Natural History Museum
From Dippy the Dinosaur to the depths of the ocean, this museum is a must-see
A truly iconic attraction in the heart of London, the Natural History Museum has delighted people of all ages for nearly 200 hundred years with its vast collection of animals, plant, minerals and human specimens.
Here are some frequently asked questions about the Natural History Museum.
What’s it all about?
The Natural History Museum is a fascinating collection of 80 million objects spanning 4.5 billion years. Not only is the Museum a leading tourist attraction in London but it is also one of the most well-established and leading scientific research centres in the world. The scientists here are using the vast collection of specimens to understand the past, present and future of life on earth.
What can I expect to see?
Pick any plant, animal, insect or even a piece of artwork from the planet and it’s more than likely the Natural History Museum has something in its collection. Visitors can expect to see extensive information about the dinosaurs (including the world-famous Dippy!), the current information and remaining mysteries around human evolution, oceans and outer space.
Visitors can expect to see numerous exhibits on different topics such as climate change and famous explorations such as the Challenger expedition. Which, even to this day, supplies scientists with important data and specimens around the world.
Where is the Natural History Museum located?
London SW7 5BD
We’ve included a Google Maps route to help guide you there.
How do I get there from the Berrys drop off point?

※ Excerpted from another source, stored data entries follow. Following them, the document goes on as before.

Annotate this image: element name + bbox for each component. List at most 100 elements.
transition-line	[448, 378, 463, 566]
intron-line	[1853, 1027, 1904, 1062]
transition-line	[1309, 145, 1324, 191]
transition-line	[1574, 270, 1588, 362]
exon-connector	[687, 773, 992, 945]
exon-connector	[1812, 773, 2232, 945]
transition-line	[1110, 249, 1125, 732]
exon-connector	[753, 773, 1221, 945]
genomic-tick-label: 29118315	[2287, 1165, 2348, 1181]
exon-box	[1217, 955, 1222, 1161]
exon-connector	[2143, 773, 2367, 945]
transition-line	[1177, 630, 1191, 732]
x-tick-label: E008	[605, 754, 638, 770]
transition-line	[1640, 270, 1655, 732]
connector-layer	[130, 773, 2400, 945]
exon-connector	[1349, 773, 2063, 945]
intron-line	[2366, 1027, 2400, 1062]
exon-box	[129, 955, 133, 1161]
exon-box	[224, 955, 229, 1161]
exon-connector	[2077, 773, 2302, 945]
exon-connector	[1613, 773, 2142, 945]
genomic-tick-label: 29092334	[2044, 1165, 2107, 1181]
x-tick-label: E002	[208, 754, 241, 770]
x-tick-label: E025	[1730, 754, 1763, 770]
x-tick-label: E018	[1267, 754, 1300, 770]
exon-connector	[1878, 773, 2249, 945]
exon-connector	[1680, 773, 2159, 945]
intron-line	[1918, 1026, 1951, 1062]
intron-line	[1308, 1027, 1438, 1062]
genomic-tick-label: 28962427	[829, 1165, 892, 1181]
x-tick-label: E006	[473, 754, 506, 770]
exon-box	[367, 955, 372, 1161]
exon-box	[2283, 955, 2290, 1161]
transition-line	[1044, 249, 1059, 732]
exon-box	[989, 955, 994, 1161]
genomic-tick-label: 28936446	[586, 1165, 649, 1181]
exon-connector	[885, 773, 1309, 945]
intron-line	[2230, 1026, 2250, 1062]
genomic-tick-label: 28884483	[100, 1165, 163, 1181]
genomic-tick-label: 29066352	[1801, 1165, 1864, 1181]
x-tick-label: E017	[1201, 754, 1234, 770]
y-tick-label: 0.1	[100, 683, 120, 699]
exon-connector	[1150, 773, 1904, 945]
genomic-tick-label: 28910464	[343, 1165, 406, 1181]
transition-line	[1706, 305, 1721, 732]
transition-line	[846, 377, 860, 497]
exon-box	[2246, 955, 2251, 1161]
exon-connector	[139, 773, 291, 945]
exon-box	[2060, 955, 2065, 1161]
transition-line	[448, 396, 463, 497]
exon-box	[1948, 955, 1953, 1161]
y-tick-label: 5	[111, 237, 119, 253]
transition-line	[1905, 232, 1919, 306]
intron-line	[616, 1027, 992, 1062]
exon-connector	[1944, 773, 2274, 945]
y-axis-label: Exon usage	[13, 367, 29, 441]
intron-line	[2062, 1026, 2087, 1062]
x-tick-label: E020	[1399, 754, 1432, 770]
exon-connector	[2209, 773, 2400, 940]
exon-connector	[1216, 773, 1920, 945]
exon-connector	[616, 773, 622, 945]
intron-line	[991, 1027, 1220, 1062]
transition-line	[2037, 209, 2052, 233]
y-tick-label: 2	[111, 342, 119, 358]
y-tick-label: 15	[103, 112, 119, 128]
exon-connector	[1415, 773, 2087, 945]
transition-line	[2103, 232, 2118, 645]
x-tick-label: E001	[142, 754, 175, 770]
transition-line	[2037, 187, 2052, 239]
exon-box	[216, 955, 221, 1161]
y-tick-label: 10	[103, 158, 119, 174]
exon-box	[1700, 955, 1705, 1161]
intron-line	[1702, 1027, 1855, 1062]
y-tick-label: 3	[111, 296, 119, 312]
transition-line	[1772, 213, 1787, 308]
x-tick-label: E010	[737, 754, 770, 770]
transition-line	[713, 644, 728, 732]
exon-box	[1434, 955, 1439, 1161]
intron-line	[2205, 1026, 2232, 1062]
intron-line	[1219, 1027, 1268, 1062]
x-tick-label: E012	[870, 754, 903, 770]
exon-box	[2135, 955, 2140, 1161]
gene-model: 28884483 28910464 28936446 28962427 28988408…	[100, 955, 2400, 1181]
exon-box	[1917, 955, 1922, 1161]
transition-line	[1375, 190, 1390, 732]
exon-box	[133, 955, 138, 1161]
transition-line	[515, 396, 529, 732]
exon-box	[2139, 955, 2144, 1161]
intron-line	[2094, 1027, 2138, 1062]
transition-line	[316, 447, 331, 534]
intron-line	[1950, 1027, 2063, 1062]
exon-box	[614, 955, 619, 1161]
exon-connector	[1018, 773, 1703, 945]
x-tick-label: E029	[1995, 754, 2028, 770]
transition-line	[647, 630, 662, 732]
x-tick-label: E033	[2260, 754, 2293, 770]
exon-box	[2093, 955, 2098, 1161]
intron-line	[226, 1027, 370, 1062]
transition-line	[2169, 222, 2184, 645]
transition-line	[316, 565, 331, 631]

Getting to the Natural History Museum couldn’t be simpler! Our designated drop off point is only a short walk from Hammersmith tube station. Simply head to the tube station and get on the southbound Picadilly Line for approximately 15 minutes. Exit at South Kensington and then exit the tube station. As you stand outside the tub station, turn right and head up Cromwell Place. The entrance to the museum is hard to miss, on your left as you come to a T-Junction.